The Roadmap involves much more than the Help Line and crisis teams. The state has contracted with providers who formed 25 new Community Behavioral Health Centers — CBHCs — to provide an array of services, including urgent care centers where patients can walk in, receive an assessment, and walk out with a connection to someone who will help.

Instead of being paid for each encounter with a licensed clinician, the centers receive a flat fee per day for each patient. That frees them to employ workers whose services aren’t normally reimbursed: trained “peer specialists” who have personal experience with mental illness or addiction, and care coordinators who will help patients navigate the system. It also makes it easier to work in teams focused on providing whatever the patient needs, even if it’s not a medical service, such as help finding a place to live.

“We’re finally able to provide care in the way we wanted to do for years and have never been able to do,” said Vicker V. DiGravio III, president of Riverside Community Care, a Dedham agency that runs centers in Milford and Norwood.

The centers received 90,000 visits in their first three months of this year, while mobile crisis teams provided 13,000 visits on-site and in schools, homes, and group living environments, about 20 percent more than the previous year.

The centers are currently serving primarily MassHealth patients, one-third of the state’s population. But if commercial insurers were to contract with these centers, their services would be available to privately insured people as well. So far, few have. State officials say a major goal in the coming months is to persuade more private insurers to sign on.
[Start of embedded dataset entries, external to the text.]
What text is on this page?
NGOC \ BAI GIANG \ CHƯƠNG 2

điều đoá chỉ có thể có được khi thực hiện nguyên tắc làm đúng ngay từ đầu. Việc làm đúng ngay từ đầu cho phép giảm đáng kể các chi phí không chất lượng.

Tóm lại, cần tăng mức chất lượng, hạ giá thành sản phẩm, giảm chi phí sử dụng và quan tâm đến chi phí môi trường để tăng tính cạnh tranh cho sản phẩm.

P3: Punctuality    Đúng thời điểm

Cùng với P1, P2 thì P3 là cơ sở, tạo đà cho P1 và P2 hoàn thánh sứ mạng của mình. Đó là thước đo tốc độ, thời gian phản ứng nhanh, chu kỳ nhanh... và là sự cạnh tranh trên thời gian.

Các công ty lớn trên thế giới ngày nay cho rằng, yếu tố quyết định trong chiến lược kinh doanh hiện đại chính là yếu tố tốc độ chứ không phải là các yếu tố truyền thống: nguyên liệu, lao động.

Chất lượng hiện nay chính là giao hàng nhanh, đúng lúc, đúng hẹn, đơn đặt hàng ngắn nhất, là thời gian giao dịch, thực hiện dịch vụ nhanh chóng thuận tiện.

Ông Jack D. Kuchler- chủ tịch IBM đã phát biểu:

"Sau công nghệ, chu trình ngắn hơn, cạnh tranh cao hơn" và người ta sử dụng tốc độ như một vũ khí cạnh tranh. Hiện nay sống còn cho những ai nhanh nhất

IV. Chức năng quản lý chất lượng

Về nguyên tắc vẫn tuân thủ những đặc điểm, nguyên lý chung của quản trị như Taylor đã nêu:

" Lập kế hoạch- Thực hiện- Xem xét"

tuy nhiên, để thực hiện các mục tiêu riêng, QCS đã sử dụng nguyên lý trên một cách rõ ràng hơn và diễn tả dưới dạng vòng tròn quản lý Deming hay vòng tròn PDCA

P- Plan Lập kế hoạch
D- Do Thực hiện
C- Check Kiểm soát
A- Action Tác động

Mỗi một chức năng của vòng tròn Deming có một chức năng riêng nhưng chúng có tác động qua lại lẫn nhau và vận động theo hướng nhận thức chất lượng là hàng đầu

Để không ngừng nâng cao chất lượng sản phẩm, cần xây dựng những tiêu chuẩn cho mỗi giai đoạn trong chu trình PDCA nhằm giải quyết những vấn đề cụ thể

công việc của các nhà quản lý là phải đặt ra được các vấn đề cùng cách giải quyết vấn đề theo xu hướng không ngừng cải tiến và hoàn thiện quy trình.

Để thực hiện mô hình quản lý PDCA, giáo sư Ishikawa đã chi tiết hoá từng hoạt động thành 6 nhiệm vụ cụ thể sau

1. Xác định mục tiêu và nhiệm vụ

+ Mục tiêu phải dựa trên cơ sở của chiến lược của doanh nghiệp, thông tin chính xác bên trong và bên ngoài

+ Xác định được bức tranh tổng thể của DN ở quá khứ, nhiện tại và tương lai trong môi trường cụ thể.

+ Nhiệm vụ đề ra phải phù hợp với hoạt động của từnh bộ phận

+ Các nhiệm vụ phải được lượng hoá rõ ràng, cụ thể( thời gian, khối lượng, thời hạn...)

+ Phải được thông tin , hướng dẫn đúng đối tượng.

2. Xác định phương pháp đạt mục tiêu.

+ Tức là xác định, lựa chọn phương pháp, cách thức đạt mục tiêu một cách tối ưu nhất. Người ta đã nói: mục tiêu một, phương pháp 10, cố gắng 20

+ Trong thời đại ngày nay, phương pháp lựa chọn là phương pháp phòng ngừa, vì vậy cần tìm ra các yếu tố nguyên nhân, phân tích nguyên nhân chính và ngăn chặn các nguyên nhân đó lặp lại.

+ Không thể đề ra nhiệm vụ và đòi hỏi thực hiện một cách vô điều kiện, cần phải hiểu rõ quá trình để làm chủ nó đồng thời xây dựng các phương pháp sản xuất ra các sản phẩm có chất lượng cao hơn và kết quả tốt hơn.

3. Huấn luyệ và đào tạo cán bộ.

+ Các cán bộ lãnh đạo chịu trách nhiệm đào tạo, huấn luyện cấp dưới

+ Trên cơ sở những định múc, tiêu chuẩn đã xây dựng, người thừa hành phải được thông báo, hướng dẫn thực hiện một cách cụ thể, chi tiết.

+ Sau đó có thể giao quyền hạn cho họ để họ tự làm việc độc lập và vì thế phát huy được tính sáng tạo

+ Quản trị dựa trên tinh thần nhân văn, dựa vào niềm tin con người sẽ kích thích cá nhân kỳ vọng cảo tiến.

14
Meanwhile, people with private insurance like Lynn continue to get care as in the past, through outpatient providers, which often involves long waits. Lynn said her daughter was seeing her regular therapist and seemed to have stabilized after a medication change.

Even within the CBHC system, people may have to wait for treatment, especially if they want individual therapy, rather than group therapy or meeting with peer specialists.

Karin Jeffers, president and CEO of Clinical and Support Options.Suzanne Kreiter/Globe Staff

But Karin Jeffers, president and chief executive of Clinic and Support Options, which operates four centers in Western Massachusetts, said everybody seeking care “has the ability to get at least something.”

Under the Roadmap, MassHealth is paying higher rates to the centers than it pays for mental health services in other parts of the system. That has enabled Jeffers to increase salaries by more than 25 percent, which helped with both retention and recruitment in the CBHCs. But some said the higher salaries have meant that centers are cannibalizing the rest of the mental health system by drawing providers away from other programs. State officials said MassHealth is planning rate increases for certain services starting in August, to try to address this problem.

Assessing the Roadmap rollout so far, Danna Mauch, president and chief executive of the Massachusetts Association for Mental Health, said, “Given the fact that this was implemented in the context of a workforce crisis, it is going better than many of us predicted.”

Jeffers agreed. “It’s actually really impressive to see what has been accomplished by both the state and the providers,” she said. But she noted the demand continues to outstrip the supply of providers.

“Everyone wants it to be at its full potential now. The reality is we still have work to do.”